Channel 4’s Consent,a single-episode, hour-long drama examining the culture of sexism and sexual violence in British schools, would have been less powerful if the perpetrator at its centre were the cartoonishly awful character Raffy – a teenager who acts a bit like how Jay from The Inbetweeners might have done if he’d been born into the Andrew Tate generation. “FFS. Stick your dick in her gob. Shut her up,” Raffy texts his friends on their #slutsandstuff group chat while the brilliant student Natalie delivers a speech at assembly. Instead, Natalie is betrayed by her friend, Archie, who also feels like a misfit in Burlingdale College, an all-boys’ private school that has only recently started admitting girls into its sixth form.
In this way, Consent perfectly illustrates how a failure by schools to address sexual jokes, sexual harassment, slut-shaming and online abuse creates the conditions for more extreme violence, how toxic classroom cultures can cause apparently “nice guys” to do terrible things. It’s a dynamic that many British school students understand intimately, even if many adults might not: Consent drew inspiration from the real-life testimonies gathered by Everyone’s Invited, the campaign group that spearheaded a #MeToo-style reckoning that swept British schools in 2021.

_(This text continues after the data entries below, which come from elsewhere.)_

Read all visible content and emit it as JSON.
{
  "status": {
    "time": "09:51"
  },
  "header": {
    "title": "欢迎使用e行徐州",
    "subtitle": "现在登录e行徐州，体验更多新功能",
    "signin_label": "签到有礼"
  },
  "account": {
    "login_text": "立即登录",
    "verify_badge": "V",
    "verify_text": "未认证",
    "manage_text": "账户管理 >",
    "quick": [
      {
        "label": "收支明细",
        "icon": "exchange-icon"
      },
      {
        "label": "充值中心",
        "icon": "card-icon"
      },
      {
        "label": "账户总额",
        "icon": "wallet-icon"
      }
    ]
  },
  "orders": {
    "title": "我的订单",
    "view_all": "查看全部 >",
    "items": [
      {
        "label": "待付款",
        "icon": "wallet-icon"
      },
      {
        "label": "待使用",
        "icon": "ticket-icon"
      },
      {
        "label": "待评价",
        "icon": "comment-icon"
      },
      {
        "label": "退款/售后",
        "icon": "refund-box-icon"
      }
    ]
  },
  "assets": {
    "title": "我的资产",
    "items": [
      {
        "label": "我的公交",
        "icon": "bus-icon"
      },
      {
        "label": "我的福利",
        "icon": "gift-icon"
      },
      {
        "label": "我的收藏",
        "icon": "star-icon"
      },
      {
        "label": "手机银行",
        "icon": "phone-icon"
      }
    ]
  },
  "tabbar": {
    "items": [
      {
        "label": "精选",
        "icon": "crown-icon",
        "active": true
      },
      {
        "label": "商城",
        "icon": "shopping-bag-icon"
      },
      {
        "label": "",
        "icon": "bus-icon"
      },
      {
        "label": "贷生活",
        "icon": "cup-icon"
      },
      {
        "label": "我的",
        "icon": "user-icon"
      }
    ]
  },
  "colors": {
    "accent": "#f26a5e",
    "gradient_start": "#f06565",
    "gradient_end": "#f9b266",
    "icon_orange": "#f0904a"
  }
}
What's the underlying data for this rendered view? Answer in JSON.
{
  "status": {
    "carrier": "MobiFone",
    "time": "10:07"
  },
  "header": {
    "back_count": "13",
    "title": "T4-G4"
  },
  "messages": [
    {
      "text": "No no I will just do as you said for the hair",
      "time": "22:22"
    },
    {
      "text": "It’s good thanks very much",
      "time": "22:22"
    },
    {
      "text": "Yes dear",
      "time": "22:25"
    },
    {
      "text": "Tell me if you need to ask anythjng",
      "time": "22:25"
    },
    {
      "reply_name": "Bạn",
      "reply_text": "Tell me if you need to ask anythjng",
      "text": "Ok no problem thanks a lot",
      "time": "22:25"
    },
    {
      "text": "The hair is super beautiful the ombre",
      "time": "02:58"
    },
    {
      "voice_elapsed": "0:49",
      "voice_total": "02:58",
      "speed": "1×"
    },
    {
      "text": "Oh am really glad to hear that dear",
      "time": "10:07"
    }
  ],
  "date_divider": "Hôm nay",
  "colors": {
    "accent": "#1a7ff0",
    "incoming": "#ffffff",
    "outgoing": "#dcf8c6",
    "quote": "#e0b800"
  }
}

It’s sometimes argued that consent is a slippery concept, and that in the aftermath of Everyone’s Invited boys are terrified of falling victim to false or overblown accusations of sexual assault. “I definitely would not want to be a boy right now,” the solicitor Sandra Paul told me when I wrote about Everyone’s Invited for the New Statesman, “because whatever you do runs a risk.” Consent offers an alternative perspective: Archie and Natalie both fancy each other, and they have both been drinking heavily at a party on the night of the assault, but as the drama unfolds the viewer realises there is no moral ambiguity, there are no blurred lines. Instead, it’s grimly fascinating to observe the depths of Archie’s self-delusion, how quickly his initial confusion hardens into a sense of self-righteousness, how soon he begins to perceive himself the victim. “I do really like you,” he tells Natalie when he confronts her after the party, unsure of why she is ignoring him. “Of course you remember, I was drunker than you,” he continues. And then: “Why are you being like this!” It’s a pattern any woman will recognise: how when men feel entitled to approval they are quickly enraged by rejection, how easy it is as a woman to be turned from an object of desire into an “evil f***ing bitch”.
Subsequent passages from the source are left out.